El proceso histórico es conocido. Las bibliotecas públicas empezaron a extenderse en la Argentina durante la presidencia de Domingo F. Sarmiento, gracias a su entusiasmo y al de su ministro de Instrucción Pública, el tucumano Nicolás Avellaneda. Luego, bajo la magistratura de este último, aquel impulso, lejos de detenerse, se incrementó de modo visible.
Tal envión de cultura llegó hasta casi la mitad del siglo pasado. Ciñéndonos a Tucumán, digamos que hacia esa época empezaría -lenta pero inexorablemente- una declinación que culminó en la triste situación actual. Hoy, las grandes bibliotecas públicas han desaparecido de la ciudad. La prensa las menciona, cada tanto, sólo para destacar su estado de abandono y la práctica imposibilidad de consultar sus anaqueles. La Sarmiento y la Alberdi constituyen ejemplos por demás ilustrativos, y las únicas -de envergadura- que funcionan en esta capital, son las dependientes de las universidades.
El Estado y las empresas, debieran aunar esfuerzos para revitalizar esos centros de cultura.
Fueron las bibliotecas de Tucumán, además, centros de irradiación espiritual. Bajo su sello se editaban libros y revistas; nacían movimientos literarios, como el Grupo Septentrión y la revista “Sustancia”, y hasta alumbraban instituciones. No es ocioso recordar que la idea de la Universidad de Tucumán nació en aquellos “cursos libres” que se dictaban en la Sociedad Sarmiento. Además, se invitaba a disertar a figuras del pensamiento. Así los tucumanos pudieron escuchar a Pedro Goyena, a Ortega y Gasset, a Lugones, y a Ricardo Rojas.

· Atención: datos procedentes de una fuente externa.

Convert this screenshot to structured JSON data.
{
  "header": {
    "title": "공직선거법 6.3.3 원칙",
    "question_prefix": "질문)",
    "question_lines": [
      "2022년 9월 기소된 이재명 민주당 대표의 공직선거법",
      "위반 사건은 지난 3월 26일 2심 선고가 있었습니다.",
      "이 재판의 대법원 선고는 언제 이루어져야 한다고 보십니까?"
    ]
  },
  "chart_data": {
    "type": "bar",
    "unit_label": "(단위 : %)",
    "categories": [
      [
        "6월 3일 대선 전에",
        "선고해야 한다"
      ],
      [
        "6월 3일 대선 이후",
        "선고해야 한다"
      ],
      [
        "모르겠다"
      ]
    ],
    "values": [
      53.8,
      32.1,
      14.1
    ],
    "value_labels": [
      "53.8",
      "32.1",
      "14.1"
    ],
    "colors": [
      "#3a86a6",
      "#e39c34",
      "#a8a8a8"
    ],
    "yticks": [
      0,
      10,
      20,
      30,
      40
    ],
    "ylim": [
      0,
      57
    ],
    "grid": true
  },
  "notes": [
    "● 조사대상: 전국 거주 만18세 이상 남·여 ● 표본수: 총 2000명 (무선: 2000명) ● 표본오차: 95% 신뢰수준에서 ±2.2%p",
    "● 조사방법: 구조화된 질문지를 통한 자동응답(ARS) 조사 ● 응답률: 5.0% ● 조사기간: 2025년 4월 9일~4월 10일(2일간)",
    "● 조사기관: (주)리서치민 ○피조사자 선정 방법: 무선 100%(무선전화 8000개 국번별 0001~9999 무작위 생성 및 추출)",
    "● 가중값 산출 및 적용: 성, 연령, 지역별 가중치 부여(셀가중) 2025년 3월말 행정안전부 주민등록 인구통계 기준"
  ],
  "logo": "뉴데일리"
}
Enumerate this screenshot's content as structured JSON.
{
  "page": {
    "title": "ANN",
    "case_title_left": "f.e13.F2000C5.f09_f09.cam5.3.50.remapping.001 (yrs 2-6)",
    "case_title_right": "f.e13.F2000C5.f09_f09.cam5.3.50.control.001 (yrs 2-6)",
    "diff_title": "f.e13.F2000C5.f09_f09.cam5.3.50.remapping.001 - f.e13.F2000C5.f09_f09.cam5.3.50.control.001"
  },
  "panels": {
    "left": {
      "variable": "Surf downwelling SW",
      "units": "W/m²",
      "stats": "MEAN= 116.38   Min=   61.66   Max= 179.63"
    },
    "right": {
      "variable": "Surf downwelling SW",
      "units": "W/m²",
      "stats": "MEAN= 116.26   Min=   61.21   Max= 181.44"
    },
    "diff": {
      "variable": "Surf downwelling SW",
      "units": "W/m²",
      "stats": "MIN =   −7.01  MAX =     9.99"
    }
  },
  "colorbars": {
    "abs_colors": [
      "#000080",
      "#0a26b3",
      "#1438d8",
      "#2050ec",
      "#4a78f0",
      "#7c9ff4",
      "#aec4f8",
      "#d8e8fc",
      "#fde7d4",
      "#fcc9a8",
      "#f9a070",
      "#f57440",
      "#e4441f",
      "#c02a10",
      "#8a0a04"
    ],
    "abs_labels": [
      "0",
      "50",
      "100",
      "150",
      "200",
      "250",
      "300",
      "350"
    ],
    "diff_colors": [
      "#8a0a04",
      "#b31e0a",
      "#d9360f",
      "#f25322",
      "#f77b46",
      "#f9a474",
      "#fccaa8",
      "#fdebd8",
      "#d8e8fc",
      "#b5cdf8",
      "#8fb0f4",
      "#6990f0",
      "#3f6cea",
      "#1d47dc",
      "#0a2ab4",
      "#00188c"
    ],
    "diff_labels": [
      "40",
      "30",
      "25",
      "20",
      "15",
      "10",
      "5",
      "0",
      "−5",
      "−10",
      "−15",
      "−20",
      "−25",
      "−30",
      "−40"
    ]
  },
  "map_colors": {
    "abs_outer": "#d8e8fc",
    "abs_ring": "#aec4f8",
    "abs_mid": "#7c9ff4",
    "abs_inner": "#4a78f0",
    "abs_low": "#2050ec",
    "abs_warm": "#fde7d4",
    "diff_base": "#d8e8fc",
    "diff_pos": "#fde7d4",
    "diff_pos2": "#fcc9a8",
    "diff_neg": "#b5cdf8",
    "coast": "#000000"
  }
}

Mirando el deprimente panorama actual, no cabe sino preguntarse cuál ha sido la razón de nuestra indiferencia respecto de estas instituciones que durante tanto tiempo fueron fomentadas y respetadas. No solamente las ha ignorado el Estado, sino también las empresas y las fuerzas vivas. No hemos logrado que estos centros se hayan arraigado como propios en el espíritu de esa comunidad, que un día resolvió volverles la espalda. Hoy, cualquier club deportivo tiene más posibilidades de recibir ayuda oficial y privada, que estos centros sobre cuya importancia resultaría ocioso enumerar argumentos. Porque, a pesar del enorme avance de las computadoras, los libros siguen siendo un insustituible alimento para el espíritu.
Nos parece que se hace necesaria una corrección sustancial de la conducta pública y privada. Tanto el Estado como las empresas, tendrían que revitalizar las bibliotecas. Hablamos no solamente de informatizar su contenido, de manera de convertir en veloz la consulta. Es necesario que se actualice su patrimonio bibliográfico, a través de convenios con las editoriales. Debe dotárselas de fondos para restaurar ejemplares valiosos deteriorados por el abandono. También, es preciso remodelar sus locales, de manera que se conviertan en sitios atractivos para el lector, condición de la que hoy carecen.
Justificadamente, Tucumán suele envanecerse de su actividad intelectual, de las casas universitarias con que cuenta, de su movimiento teatral y musical, de sus exposiciones de artes plásticas, de congresos, cursos y conferencias que llenan nuestro calendario cultural. Pero, curiosamente, en ese panorama parece no haber lugar para las bibliotecas, a pesar de que, paradójicamente, se insiste en la necesidad de difundir la lectura y hay “ferias” de libros. Pensamos que este tema, trillado para nuestros comentarios editoriales, merece ser encarado alguna vez con la profundidad que tiene, para modificar su realidad actual.